Dan Nicolae Roman is a Romanian information technology (IT) professional, entrepreneur, executive and investor, known for his work in Central European markets, the Western Balkans, and the Black Sea Region. He has held prominent roles in both public and private sectors, contributing to the advancement of software engineering, IT services, and business development in Romania and internationally.

==Early life and education==

Dan Roman obtained a PhD in Computer Science in 1981 from the Politehnica University of Bucharest, Romania. His early career began in research, where he served in various capacities at the Research Institute for Computers (ITC) in Romania. Between 1973 and 1989, he progressed from Researcher to Director of Software Engineering, overseeing the development of critical software infrastructure, including operating systems, compilers, and application software.

==Professional career==

Research Institute for Computers (ITC)

At ITC, Roman introduced and led several innovative projects. He was among the first in Romania to advocate for Computer-Aided Design (CAD) and Computer Graphics as key areas of Research & Development. Under his leadership, the institute developed and exported software packages internationally. In 1984, he established an Artificial Intelligence (AI) and Speech Recognition Technology Lab, collaborating with experts from the University Politehnica of Bucharest.

Roman also expanded the Institute's national presence by establishing software development branches in several university centers, including Iasi, Suceava, Satu Mare, and Brasov. Many of these branches evolved into affiliates of the Romanian Academy or independent companies.

Romanian Business Systems and IBM

In 1990, Roman founded one of Romania's first private IT companies, Romanian Business Systems (RBS), which became an IBM Alliance Company and a leader in the local market. He served as CEO until 1995, when IBM acquired RBS, and Roman became the first Country General Manager of IBM Romania after IBM's return to the country.

Roman's role expanded in 1996 when he was appointed Director of Operations for Non-subsidiary Countries of IBM Central and Eastern Europe (CEE) in Vienna. In this capacity, he oversaw the IBM partner network across a range of countries and was instrumental in setting up IBM subsidiaries in the region.

eNet Data GmbH and S&T Group

In 2000, Roman founded the Austrian company eNet Data GmbH, which was acquired by the publicly listed IT company S&T in 2002. He then joined S&T as Senior Vice President and General Manager for the South region, transforming S&T Romania into a technological hub for subsidiaries across Southeastern Europe, including Bulgaria, Greece, Turkey, Malta, and Cyprus.

Roman also led S&T's strategic mergers and acquisitions (M&A) in the region, helping the company grow into a major player in the Southeastern European IT market.
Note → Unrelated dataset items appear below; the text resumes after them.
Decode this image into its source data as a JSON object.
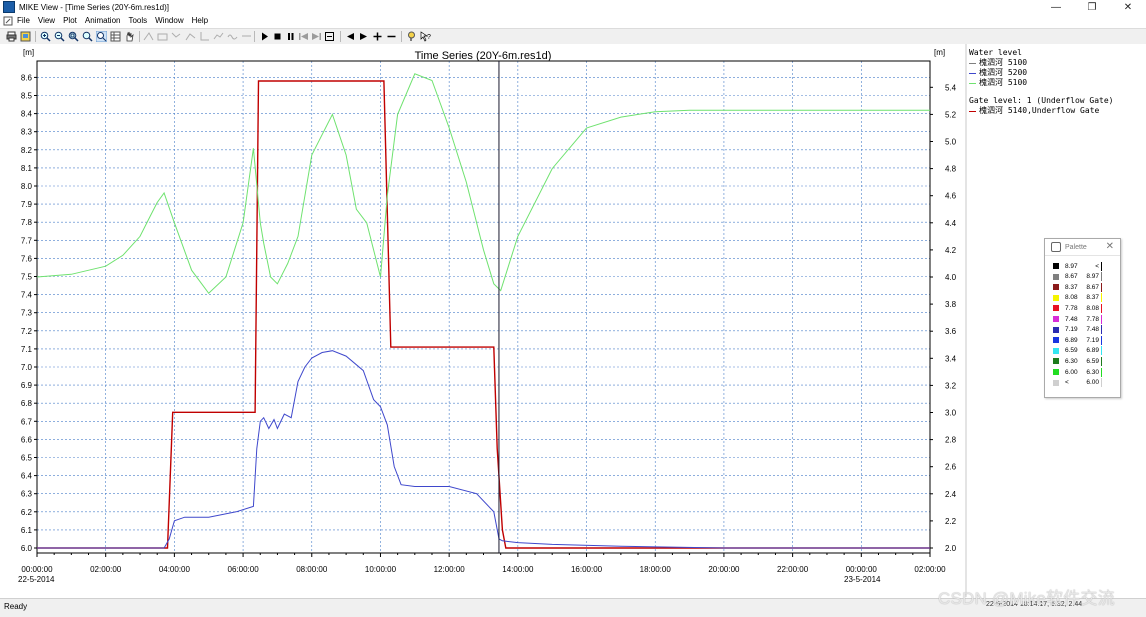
{
  "window": {
    "title": "MIKE View - [Time Series (20Y-6m.res1d)]",
    "minimize": "—",
    "restore": "❐",
    "close": "✕"
  },
  "menu": {
    "items": [
      "File",
      "View",
      "Plot",
      "Animation",
      "Tools",
      "Window",
      "Help"
    ]
  },
  "plot": {
    "title": "Time Series (20Y-6m.res1d)",
    "left_unit": "[m]",
    "right_unit": "[m]",
    "left_ticks": [
      "6.0",
      "6.1",
      "6.2",
      "6.3",
      "6.4",
      "6.5",
      "6.6",
      "6.7",
      "6.8",
      "6.9",
      "7.0",
      "7.1",
      "7.2",
      "7.3",
      "7.4",
      "7.5",
      "7.6",
      "7.7",
      "7.8",
      "7.9",
      "8.0",
      "8.1",
      "8.2",
      "8.3",
      "8.4",
      "8.5",
      "8.6"
    ],
    "right_ticks": [
      "2.0",
      "2.2",
      "2.4",
      "2.6",
      "2.8",
      "3.0",
      "3.2",
      "3.4",
      "3.6",
      "3.8",
      "4.0",
      "4.2",
      "4.4",
      "4.6",
      "4.8",
      "5.0",
      "5.2",
      "5.4"
    ],
    "time_ticks": [
      "00:00:00",
      "02:00:00",
      "04:00:00",
      "06:00:00",
      "08:00:00",
      "10:00:00",
      "12:00:00",
      "14:00:00",
      "16:00:00",
      "18:00:00",
      "20:00:00",
      "22:00:00",
      "00:00:00",
      "02:00:00"
    ],
    "date_start": "22-5-2014",
    "date_end": "23-5-2014",
    "cursor_time_hours": 13.45
  },
  "legend": {
    "group1_title": "Water level",
    "group1_items": [
      {
        "label": "槐泗河 5100",
        "color": "#7f7f7f"
      },
      {
        "label": "槐泗河 5200",
        "color": "#3f48cc"
      },
      {
        "label": "槐泗河 5100",
        "color": "#6fe26f"
      }
    ],
    "group2_title": "Gate level: 1 (Underflow Gate)",
    "group2_items": [
      {
        "label": "槐泗河 5140,Underflow Gate",
        "color": "#c00000"
      }
    ]
  },
  "palette": {
    "title": "Palette",
    "close": "✕",
    "rows": [
      {
        "lo": "8.97",
        "hi": "<",
        "color": "#000000"
      },
      {
        "lo": "8.67",
        "hi": "8.97",
        "color": "#7f7f7f"
      },
      {
        "lo": "8.37",
        "hi": "8.67",
        "color": "#8b1a1a"
      },
      {
        "lo": "8.08",
        "hi": "8.37",
        "color": "#f5f500"
      },
      {
        "lo": "7.78",
        "hi": "8.08",
        "color": "#e81123"
      },
      {
        "lo": "7.48",
        "hi": "7.78",
        "color": "#d82bd8"
      },
      {
        "lo": "7.19",
        "hi": "7.48",
        "color": "#2b2bb0"
      },
      {
        "lo": "6.89",
        "hi": "7.19",
        "color": "#1a35e0"
      },
      {
        "lo": "6.59",
        "hi": "6.89",
        "color": "#33e6f2"
      },
      {
        "lo": "6.30",
        "hi": "6.59",
        "color": "#1d7a1d"
      },
      {
        "lo": "6.00",
        "hi": "6.30",
        "color": "#22dd22"
      },
      {
        "lo": "<",
        "hi": "6.00",
        "color": "#cfcfcf"
      }
    ]
  },
  "chart_data": {
    "type": "line",
    "title": "Time Series (20Y-6m.res1d)",
    "x_unit": "hours since 22-5-2014 00:00",
    "xlim": [
      0,
      26
    ],
    "ylim_left": [
      6.0,
      8.65
    ],
    "ylim_right": [
      2.0,
      5.5
    ],
    "grid": true,
    "legend_position": "right",
    "series": [
      {
        "name": "槐泗河 5140,Underflow Gate",
        "axis": "left",
        "color": "#c00000",
        "x": [
          0,
          3.8,
          3.95,
          6.35,
          6.45,
          10.1,
          10.3,
          13.3,
          13.4,
          13.55,
          13.65,
          26
        ],
        "y": [
          6.0,
          6.0,
          6.75,
          6.75,
          8.58,
          8.58,
          7.11,
          7.11,
          6.55,
          6.1,
          6.0,
          6.0
        ]
      },
      {
        "name": "槐泗河 5200",
        "axis": "left",
        "color": "#3f48cc",
        "x": [
          0,
          3.7,
          3.85,
          4.0,
          4.3,
          5.0,
          5.8,
          6.3,
          6.4,
          6.5,
          6.6,
          6.75,
          6.9,
          7.0,
          7.2,
          7.4,
          7.6,
          7.8,
          8.0,
          8.3,
          8.6,
          9.0,
          9.5,
          9.8,
          10.0,
          10.2,
          10.4,
          10.6,
          11.0,
          12.0,
          12.8,
          13.3,
          13.45,
          13.55,
          14,
          15,
          17,
          20,
          26
        ],
        "y": [
          6.0,
          6.0,
          6.05,
          6.15,
          6.17,
          6.17,
          6.2,
          6.23,
          6.55,
          6.7,
          6.72,
          6.66,
          6.71,
          6.66,
          6.74,
          6.72,
          6.92,
          7.0,
          7.05,
          7.08,
          7.09,
          7.06,
          6.98,
          6.82,
          6.78,
          6.68,
          6.45,
          6.35,
          6.34,
          6.34,
          6.3,
          6.2,
          6.05,
          6.04,
          6.03,
          6.02,
          6.01,
          6.0,
          6.0
        ]
      },
      {
        "name": "槐泗河 5100",
        "axis": "right",
        "color": "#6fe26f",
        "x": [
          0,
          1,
          2,
          2.5,
          3,
          3.3,
          3.5,
          3.7,
          4.0,
          4.5,
          5.0,
          5.5,
          6.0,
          6.3,
          6.5,
          6.6,
          6.8,
          7.0,
          7.3,
          7.6,
          8.0,
          8.3,
          8.6,
          9.0,
          9.3,
          9.6,
          9.8,
          10.0,
          10.2,
          10.5,
          11.0,
          11.5,
          12.0,
          12.5,
          13.0,
          13.3,
          13.5,
          14.0,
          15.0,
          16.0,
          17.0,
          18.0,
          19.0,
          20.0,
          22.0,
          26.0
        ],
        "y": [
          4.0,
          4.02,
          4.08,
          4.16,
          4.3,
          4.45,
          4.55,
          4.62,
          4.4,
          4.05,
          3.88,
          4.0,
          4.4,
          4.95,
          4.4,
          4.25,
          4.0,
          3.95,
          4.1,
          4.3,
          4.9,
          5.05,
          5.2,
          4.9,
          4.5,
          4.4,
          4.2,
          4.0,
          4.6,
          5.2,
          5.5,
          5.45,
          5.1,
          4.7,
          4.2,
          3.95,
          3.9,
          4.3,
          4.8,
          5.1,
          5.18,
          5.22,
          5.23,
          5.23,
          5.23,
          5.23
        ]
      }
    ]
  },
  "status": {
    "ready": "Ready",
    "coord": "22-5-2014 18:14:17, 6.32, 2.44"
  },
  "watermark": "CSDN @Mike软件交流"
}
Kapsch BusinessCom / CANCOM

In 2011, Roman joined Kapsch BusinessCom, an Austrian IT company, where he was responsible for building and expanding Kapsch Romania. Under his leadership, Kapsch Romania became a recognized provider of complex ICT solutions in the local IT market and contributed to international projects of the Kapsch Group. In 2015, Roman was appointed Senior Executive for International Business Development for Kapsch BusinessCom group, now known as CANCOM.

==Diplomatic and service roles==

From 1994 to 1998, Dan Roman served as Honorary Consul of the Republic of Cyprus in Romania. Additionally, between 2005 and 2014, he acted as a Counselor and Secretary in the Diplomatic Mission of the Sovereign Order of Malta in Romania.
Roman is a Past President and an active member of Rotary Club “Bucharest Old Court” District 2241.

==Awards and honors==

Roman has received numerous awards in recognition of his contribution to the IT industry and public service, including:

- Order of the Star of Romania with the rank of Knight, awarded for his contribution to science, research and the development of information and communication technology in Romania.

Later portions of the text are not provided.